Purpose: : Quantum dot semiconducting nanocrystals have been harnessed for molecular imaging applications due to their size-tunable emission spectra and high photostability. We utilized QD for the multiplexed in vivo and ex vivo imaging of inflammatory mediators in mouse models of atherosclerosis.

Methods: : We performed bioimaging of ApoE -/- mouse models of atherosclerosis using a fluorescence imaging system. Atheroma components in retinal and aortic tissues, including cell adhesion molecules, leukocytes, and lipids were analyzed using QD immunolabeling as well as conventional methods.

Results: : QD molecular probes based on monoclonal antibodies or solid lipids were specific for their targets in vasculature. QD coated with internalization peptides were not cytotoxic to ex vivo labeled monocytes and T cells, which could be detected in circulation over 24 hrs. post-injection, as well as post-mortem tissues, with high signal to noise ratios. Dye-labeled positive control antibodies and stains confirmed specificity of QD targeting.

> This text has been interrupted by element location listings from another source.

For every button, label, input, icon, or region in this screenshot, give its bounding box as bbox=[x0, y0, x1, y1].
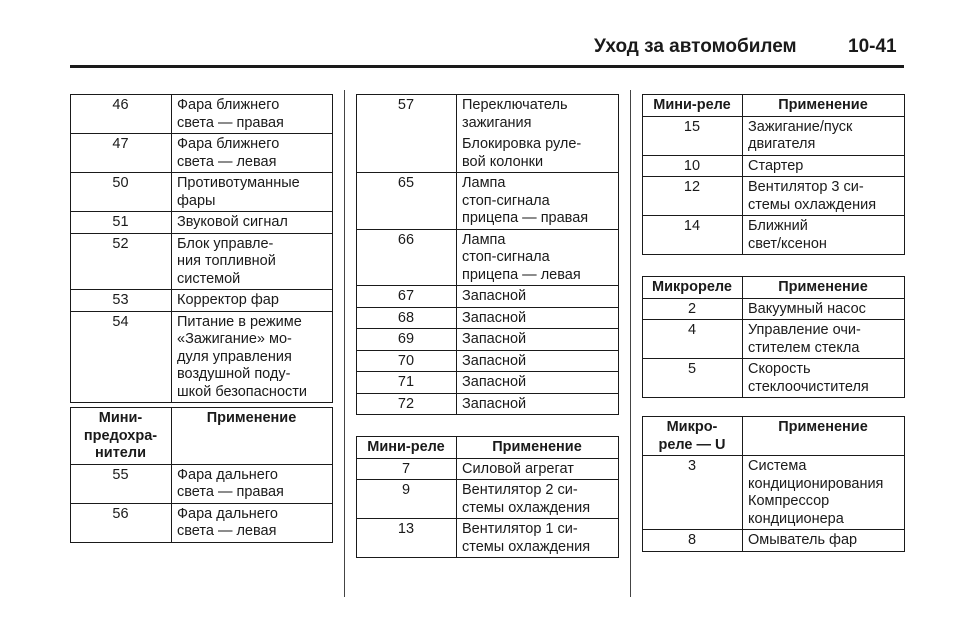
fuse-number: 72 bbox=[357, 393, 457, 415]
fuse-description: Корректор фар bbox=[172, 290, 333, 312]
relay-description-secondary: Компрессор кондиционера bbox=[748, 493, 844, 527]
table-row bbox=[71, 95, 333, 134]
fuse-number: 70 bbox=[357, 350, 457, 372]
fuse-number: 52 bbox=[71, 233, 172, 290]
relay-number: 12 bbox=[643, 177, 743, 216]
fuse-table-col2 bbox=[356, 94, 619, 415]
fuse-number: 54 bbox=[71, 311, 172, 403]
fuse-description: Фара дальнего света — левая bbox=[172, 503, 333, 542]
table-row bbox=[357, 372, 619, 394]
relay-number: 7 bbox=[357, 458, 457, 480]
table-row bbox=[357, 307, 619, 329]
relay-number: 13 bbox=[357, 519, 457, 558]
table-row bbox=[71, 311, 333, 403]
fuse-number: 50 bbox=[71, 173, 172, 212]
fuse-description: Запасной bbox=[457, 329, 619, 351]
column-divider-right bbox=[630, 90, 631, 597]
mini-relay-table-col3 bbox=[642, 94, 905, 255]
fuse-number: 51 bbox=[71, 212, 172, 234]
relay-description: Скорость стеклоочистителя bbox=[743, 359, 905, 398]
table-header-row bbox=[643, 95, 905, 117]
table-row bbox=[357, 519, 619, 558]
table-row bbox=[357, 458, 619, 480]
column-header-number: Мини-реле bbox=[643, 95, 743, 117]
relay-number: 15 bbox=[643, 116, 743, 155]
relay-number: 8 bbox=[643, 530, 743, 552]
relay-description: Вентилятор 3 си- стемы охлаждения bbox=[743, 177, 905, 216]
fuse-description: Блок управле- ния топливной системой bbox=[172, 233, 333, 290]
fuse-description: Фара дальнего света — правая bbox=[172, 464, 333, 503]
header-rule bbox=[70, 65, 904, 68]
fuse-number: 69 bbox=[357, 329, 457, 351]
mini-fuse-table bbox=[70, 407, 333, 543]
fuse-number: 65 bbox=[357, 173, 457, 230]
fuse-description: Фара ближнего света — левая bbox=[172, 134, 333, 173]
fuse-number: 68 bbox=[357, 307, 457, 329]
fuse-description: Запасной bbox=[457, 350, 619, 372]
table-row bbox=[643, 530, 905, 552]
table-row bbox=[643, 116, 905, 155]
table-row bbox=[71, 212, 333, 234]
table-row bbox=[71, 233, 333, 290]
table-row bbox=[643, 216, 905, 255]
fuse-number: 46 bbox=[71, 95, 172, 134]
fuse-description-cell bbox=[457, 95, 619, 173]
table-row bbox=[643, 177, 905, 216]
fuse-table-col1 bbox=[70, 94, 333, 403]
table-row bbox=[71, 464, 333, 503]
table-row bbox=[71, 290, 333, 312]
fuse-description: Переключатель зажигания bbox=[462, 97, 568, 131]
table-row bbox=[357, 480, 619, 519]
table-row bbox=[357, 95, 619, 173]
relay-description: Вентилятор 1 си- стемы охлаждения bbox=[457, 519, 619, 558]
mini-relay-table-col2 bbox=[356, 436, 619, 558]
relay-description-cell bbox=[743, 456, 905, 530]
fuse-description: Звуковой сигнал bbox=[172, 212, 333, 234]
table-header-row bbox=[357, 437, 619, 459]
table-header-row bbox=[643, 417, 905, 456]
table-row bbox=[357, 286, 619, 308]
column-divider-left bbox=[344, 90, 345, 597]
fuse-description: Запасной bbox=[457, 286, 619, 308]
relay-number: 3 bbox=[643, 456, 743, 530]
relay-description: Вакуумный насос bbox=[743, 298, 905, 320]
table-row bbox=[643, 456, 905, 530]
table-row bbox=[643, 298, 905, 320]
fuse-description: Запасной bbox=[457, 372, 619, 394]
fuse-description: Лампа стоп-сигнала прицепа — правая bbox=[457, 173, 619, 230]
fuse-description: Запасной bbox=[457, 307, 619, 329]
page-title: Уход за автомобилем bbox=[594, 36, 797, 57]
column-header-number: Мини- предохра- нители bbox=[71, 408, 172, 465]
fuse-number: 67 bbox=[357, 286, 457, 308]
column-header-application: Применение bbox=[172, 408, 333, 465]
relay-number: 10 bbox=[643, 155, 743, 177]
relay-description: Ближний свет/ксенон bbox=[743, 216, 905, 255]
column-header-application: Применение bbox=[743, 95, 905, 117]
relay-description: Вентилятор 2 си- стемы охлаждения bbox=[457, 480, 619, 519]
relay-number: 9 bbox=[357, 480, 457, 519]
table-row bbox=[643, 155, 905, 177]
table-row bbox=[643, 320, 905, 359]
table-row bbox=[357, 173, 619, 230]
relay-description: Омыватель фар bbox=[743, 530, 905, 552]
column-header-number: Микро- реле — U bbox=[643, 417, 743, 456]
relay-number: 4 bbox=[643, 320, 743, 359]
fuse-description: Лампа стоп-сигнала прицепа — левая bbox=[457, 229, 619, 286]
relay-description: Управление очи- стителем стекла bbox=[743, 320, 905, 359]
table-row bbox=[71, 503, 333, 542]
table-row bbox=[357, 350, 619, 372]
table-row bbox=[357, 329, 619, 351]
relay-number: 2 bbox=[643, 298, 743, 320]
fuse-description-secondary: Блокировка руле- вой колонки bbox=[462, 136, 582, 170]
fuse-description: Запасной bbox=[457, 393, 619, 415]
relay-number: 5 bbox=[643, 359, 743, 398]
fuse-number: 57 bbox=[357, 95, 457, 173]
fuse-number: 55 bbox=[71, 464, 172, 503]
table-row bbox=[357, 229, 619, 286]
relay-description: Стартер bbox=[743, 155, 905, 177]
column-header-application: Применение bbox=[743, 417, 905, 456]
micro-relay-u-table bbox=[642, 416, 905, 552]
fuse-number: 71 bbox=[357, 372, 457, 394]
fuse-number: 53 bbox=[71, 290, 172, 312]
fuse-number: 56 bbox=[71, 503, 172, 542]
table-header-row bbox=[71, 408, 333, 465]
table-row bbox=[643, 359, 905, 398]
micro-relay-table bbox=[642, 276, 905, 398]
table-row bbox=[357, 393, 619, 415]
column-header-application: Применение bbox=[743, 277, 905, 299]
table-row bbox=[71, 173, 333, 212]
relay-description: Зажигание/пуск двигателя bbox=[743, 116, 905, 155]
fuse-description: Фара ближнего света — правая bbox=[172, 95, 333, 134]
page-number: 10-41 bbox=[848, 36, 897, 57]
fuse-number: 47 bbox=[71, 134, 172, 173]
column-header-application: Применение bbox=[457, 437, 619, 459]
table-row bbox=[71, 134, 333, 173]
column-header-number: Мини-реле bbox=[357, 437, 457, 459]
fuse-description: Питание в режиме «Зажигание» мо- дуля управления воздушной поду- шкой безопасности bbox=[172, 311, 333, 403]
relay-number: 14 bbox=[643, 216, 743, 255]
table-header-row bbox=[643, 277, 905, 299]
column-header-number: Микрореле bbox=[643, 277, 743, 299]
relay-description: Система кондиционирования bbox=[748, 458, 884, 492]
fuse-description: Противотуманные фары bbox=[172, 173, 333, 212]
relay-description: Силовой агрегат bbox=[457, 458, 619, 480]
fuse-number: 66 bbox=[357, 229, 457, 286]
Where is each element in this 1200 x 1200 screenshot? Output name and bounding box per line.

Conclusions: : Our preliminary findings warrant the further investigation of QD as optical probes for the bioimaging of vascular disease markers. Multiple components of the atherosclerotic cascade were readily identified with our imaging strategy. Such approaches should serve as useful tools for the detailed study of cellular and molecular mediators of disease, using the non-invasive, optically accessible retinal vasculature as an in vivo imaging window. Future work is directed toward preclinical imaging techniques to diagnose atherosclerosis using retinal fluorescence imaging with QD probes.